'28 Weeks Later'
Sequel isn't giving anyone a break. Plenty of zombies and muck.
Robert Carlyle plays Don, who is chased by the infected, in 28 Weeks Later. The story line goes well beyond frequent hand washing. (Fox Atomic)
In fact, it was — briefly, anyway. The opening scene to Spanish director Juan Carlos Fresnadillo's "28 Weeks Later" retraces its steps to the heart of the crisis (it never hurts to brush up on your history) before leading us from there through the American-led reconstruction effort about seven months later — an effort, as you can probably guess, that doesn't exactly go according to plan.
Laden with references to ongoing large-scale fiascos, "28 Weeks Later" is not an account of a disaster so much as it is the grisly anatomy of a quagmire. As the first film took us through the tail-end of the apocalypse through the eyes of someone who missed much of the action, the current film distributes its point of view among several characters who have witnessed too much. If "28 Weeks Later" lacks clarity and momentum, it may be at least partly because the situation it so pointedly reflects lacks it as well. One thing is for sure, Fresnadillo's movie is grimmer and grislier than Boyle's, and it wantonly abandons all hope.
Twenty-eight weeks after Don and Alice's ill-fated dinner, American-led NATO forces have arrived to occupy Britain and declare it free of infection, and Don is safely ensconced in the Green Zone, where he's been put in charge of securing the facilities at reconstruction headquarters. Alice, meanwhile, has been left for dead — a seminal fact that Don chooses not to share with his kids, who were spared the horror thanks to a fortuitously timed school trip abroad.
Sixteen-year-old Tammy (Imogen Poots) and 12-year-old Andy (Mackintosh Muggleton), now officially the youngest people in Britain, return to find "a dramatically increased military presence," as a cheerful American soldier puts it, where they'll be pleased to find all the familiar amenities of home. That the soldiers like to pass the time spying on the newly arrived civilians through their rifle sights doesn't bode well for the civilians' future.
In deserted London, the new arrivals pass on their way to the Green Zone military personnel who are still hosing down doomed pleas for help scrawled across rooftops. As the military command drives to repopulate and reconstruct, the lone objection is raised by a military doctor named Scarlet (Rose Byrne), who worries that safety is being sacrificed in the rush.
Guilt and betrayal lurk darkly beneath the self-satisfied optimism of the new order. This time it's the accidental discovery of a particular betrayal — outside the well-controlled Green Zone — that kicks off another outbreak, which doesn't spread so much as it explodes within the locked-down area, unleashing an Armageddon of unrelenting, close-range violence. What happens when it becomes too hard to tell the infected from the innocent bystanders should come as no surprise. Once trust and judgment are called into question, protection and self-preservation quickly give way to preemptive aggression. As the mayhem in the streets spreads, the military imperative takes an ominous turn, and the good guys reveal themselves by their willingness to disobey orders.
As unmistakable as the allusions to contemporary large-scale fiascoes may be, the director's message is less overtly political than it is allegorical — that chaos breeds chaos and that force only serves to amplify it. Fresnadillo and his cinematographer Enrique Chediak amp up the claustrophobia by shooting the mayhem from a trapped rat's-eye view, burrowing in tunnels with long lenses that scatter and dart in panic. In one of the movie's most viscerally frightening scenes, Scarlet, Tammy and Andy descend into a dark tunnel where Scarlet leads them with her rifle's night sight but the children must follow her blindly.

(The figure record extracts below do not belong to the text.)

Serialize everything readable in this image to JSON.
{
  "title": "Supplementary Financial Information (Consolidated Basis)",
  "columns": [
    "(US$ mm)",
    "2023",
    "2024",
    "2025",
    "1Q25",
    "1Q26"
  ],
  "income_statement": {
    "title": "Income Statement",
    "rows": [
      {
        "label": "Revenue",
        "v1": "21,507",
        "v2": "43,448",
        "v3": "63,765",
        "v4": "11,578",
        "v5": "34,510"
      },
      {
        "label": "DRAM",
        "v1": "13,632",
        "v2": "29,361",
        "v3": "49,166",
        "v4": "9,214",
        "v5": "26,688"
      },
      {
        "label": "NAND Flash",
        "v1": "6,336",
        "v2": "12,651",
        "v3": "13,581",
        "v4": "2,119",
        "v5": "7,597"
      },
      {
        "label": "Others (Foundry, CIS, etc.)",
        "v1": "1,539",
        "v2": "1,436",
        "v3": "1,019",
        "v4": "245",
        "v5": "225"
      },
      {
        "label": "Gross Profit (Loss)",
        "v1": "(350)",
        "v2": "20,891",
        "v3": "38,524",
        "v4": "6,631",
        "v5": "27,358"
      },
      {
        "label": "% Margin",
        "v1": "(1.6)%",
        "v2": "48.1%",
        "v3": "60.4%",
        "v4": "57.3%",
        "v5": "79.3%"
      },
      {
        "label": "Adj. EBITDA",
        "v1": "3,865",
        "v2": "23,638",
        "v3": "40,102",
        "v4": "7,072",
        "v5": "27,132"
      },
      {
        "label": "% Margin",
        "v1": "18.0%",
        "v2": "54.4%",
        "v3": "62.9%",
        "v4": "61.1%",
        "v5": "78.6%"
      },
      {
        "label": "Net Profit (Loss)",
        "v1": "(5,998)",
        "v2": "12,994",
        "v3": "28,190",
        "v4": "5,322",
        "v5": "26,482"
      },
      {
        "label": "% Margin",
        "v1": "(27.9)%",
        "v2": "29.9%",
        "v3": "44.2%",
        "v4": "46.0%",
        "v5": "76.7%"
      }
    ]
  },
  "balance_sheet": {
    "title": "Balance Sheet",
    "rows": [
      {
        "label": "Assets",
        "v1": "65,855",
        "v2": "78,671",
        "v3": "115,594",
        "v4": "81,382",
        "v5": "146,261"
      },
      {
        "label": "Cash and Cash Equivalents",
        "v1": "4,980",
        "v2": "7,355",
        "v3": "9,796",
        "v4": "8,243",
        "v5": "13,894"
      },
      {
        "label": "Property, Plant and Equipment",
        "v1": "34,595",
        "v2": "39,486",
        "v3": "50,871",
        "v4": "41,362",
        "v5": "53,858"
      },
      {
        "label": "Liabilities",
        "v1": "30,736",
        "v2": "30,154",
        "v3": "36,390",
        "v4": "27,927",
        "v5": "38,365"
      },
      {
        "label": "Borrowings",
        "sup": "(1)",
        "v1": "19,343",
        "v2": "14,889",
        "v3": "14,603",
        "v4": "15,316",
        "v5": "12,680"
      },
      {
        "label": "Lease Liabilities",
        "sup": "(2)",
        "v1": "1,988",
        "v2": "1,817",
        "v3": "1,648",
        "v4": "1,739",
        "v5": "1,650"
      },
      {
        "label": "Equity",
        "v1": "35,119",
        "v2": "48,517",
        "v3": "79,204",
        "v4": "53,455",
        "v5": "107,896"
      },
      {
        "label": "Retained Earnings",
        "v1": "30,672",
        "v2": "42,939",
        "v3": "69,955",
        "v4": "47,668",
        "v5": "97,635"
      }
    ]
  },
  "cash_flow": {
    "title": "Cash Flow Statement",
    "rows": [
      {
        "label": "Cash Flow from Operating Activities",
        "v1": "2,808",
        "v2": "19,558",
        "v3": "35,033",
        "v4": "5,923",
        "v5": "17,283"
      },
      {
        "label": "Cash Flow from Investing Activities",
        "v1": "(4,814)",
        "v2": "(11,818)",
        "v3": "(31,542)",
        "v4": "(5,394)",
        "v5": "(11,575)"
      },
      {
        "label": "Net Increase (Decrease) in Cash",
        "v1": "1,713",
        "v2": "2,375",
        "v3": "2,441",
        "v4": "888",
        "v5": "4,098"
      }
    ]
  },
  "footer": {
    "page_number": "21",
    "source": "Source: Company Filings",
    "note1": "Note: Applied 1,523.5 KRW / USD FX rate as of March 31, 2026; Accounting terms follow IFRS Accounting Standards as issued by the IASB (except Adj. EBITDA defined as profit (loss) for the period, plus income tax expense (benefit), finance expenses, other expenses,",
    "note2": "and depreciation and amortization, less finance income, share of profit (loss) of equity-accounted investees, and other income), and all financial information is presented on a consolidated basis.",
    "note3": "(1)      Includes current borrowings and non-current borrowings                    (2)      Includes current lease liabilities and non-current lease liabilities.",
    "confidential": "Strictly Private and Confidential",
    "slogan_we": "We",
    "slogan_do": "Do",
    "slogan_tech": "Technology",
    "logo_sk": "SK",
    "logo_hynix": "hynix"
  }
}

As a variation on a rich theme, the viral-zombie meme is an eminently mutable host-carrier. But Fresnadillo and writing partners Rowan Joffe, E.L. Lavigne and Jesús Olmo get slightly bogged down in possibilities. The perversion of peacekeeping is reflected in family betrayal — Don becomes the zombie who won't stay away, a stalker of his children — but the stories don't mesh quite as well as they might have, instead tending to dilute the metaphorical effect.
Fresnadillo has said in interviews that he was inspired by Aristotle's conception of rage as suffering that's given back, but this promising theme, though it's suggested, isn't fully realized here. "28 Weeks Later" lacks the streamlined thrust of its predecessor but makes for compelling, adrenaline-fueled viewing just the same. Is Don a latter-day Cronos, preserving his power by attempting to devour his young, or a cowardly collaborator incapable of looking out for anyone but himself? Either way, one thing seems clear: Once you turn on your own to protect yourself, there's no turning back. You really can't go home again.
"28 Days Later." MPAA rating: R for strong violence and gore, language and some sexuality and nudity. Running time: 1 hour, 31 minutes. In general release.